The coronavirus COVID-19 couldn’t come at a worse time in the fight against STDs and HIV infections. Record-high STD rates are themselves at an epidemic rate. Medical experts say that with a combined cases of syphilis, gonorrhea and chlamydia increasing for the fifth straight year in 2018, the pandemic is the last thing they wanted to be faced with.
Physical distancing requirements that are needed to slow the spread of COVID-19 make it difficult for departments to continue prevention efforts, like STD screenings.
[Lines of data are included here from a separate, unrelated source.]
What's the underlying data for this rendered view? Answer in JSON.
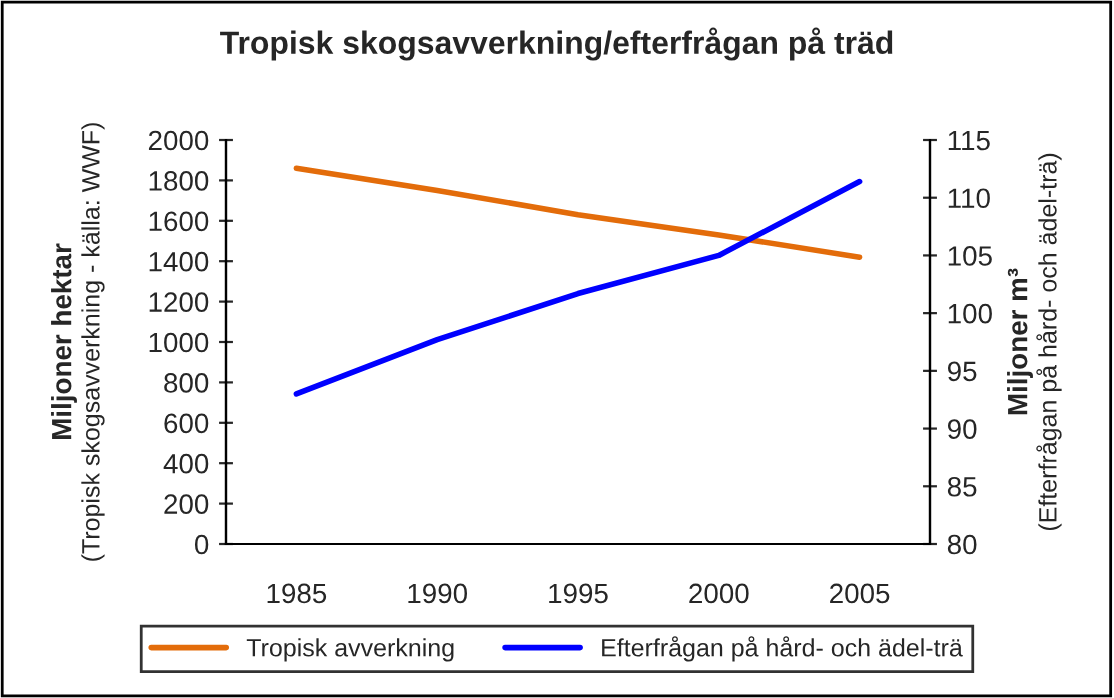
{
  "chart_data": {
    "type": "line",
    "title": "Tropisk skogsavverkning/efterfrågan på träd",
    "categories": [
      "1985",
      "1990",
      "1995",
      "2000",
      "2005"
    ],
    "ylabel": "Miljoner hektar\n(Tropisk skogsavverkning - källa: WWF)",
    "y2label": "Miljoner m³\n(Efterfrågan på hård- och ädel-trä)",
    "ylim": [
      0,
      2000
    ],
    "yticks": [
      0,
      200,
      400,
      600,
      800,
      1000,
      1200,
      1400,
      1600,
      1800,
      2000
    ],
    "y2lim": [
      80,
      115
    ],
    "y2ticks": [
      80,
      85,
      90,
      95,
      100,
      105,
      110,
      115
    ],
    "series": [
      {
        "name": "Tropisk avverkning",
        "color": "#e36c0a",
        "values": [
          1860,
          1750,
          1630,
          1530,
          1420
        ]
      },
      {
        "name": "Efterfrågan på hård- och ädel-trä",
        "color": "#0000ff",
        "axis": "y2",
        "values": [
          93,
          97.7,
          101.7,
          105,
          111.4
        ]
      }
    ],
    "legend": "bottom",
    "grid": false
  }
}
An estimated 38,000 new HIV infections still occur in the United States each year.
In 2018, 37,832 people received an HIV diagnosis in the U.S. and 6 dependent areas
During 2010-2017, the annual number of new HIV diagnoses in the U.S. decreased 9 percent.
HIV diagnoses are not evenly distributed across states and regions. More than 50 percent of new diagnoses occurred in 48 counties; Washington, DC; and San Juan, Puerto Rico in 2016 and 2017.
Mid-size to major cities have already reported increases in STD cases, according to the National Association of City and County Health Officials.
Meanwhile, the Trump administration’s plan to end the HIV epidemic by 2030 has been put on hold as federal, state and local health officials shift all resources to combat the coronavirus response.
An estimated 1.1 million people age 13 and older had HIV in 2016, according to the CDC. On top of that, the Center for Disease Control say that there are 40,000 new infections reported every year.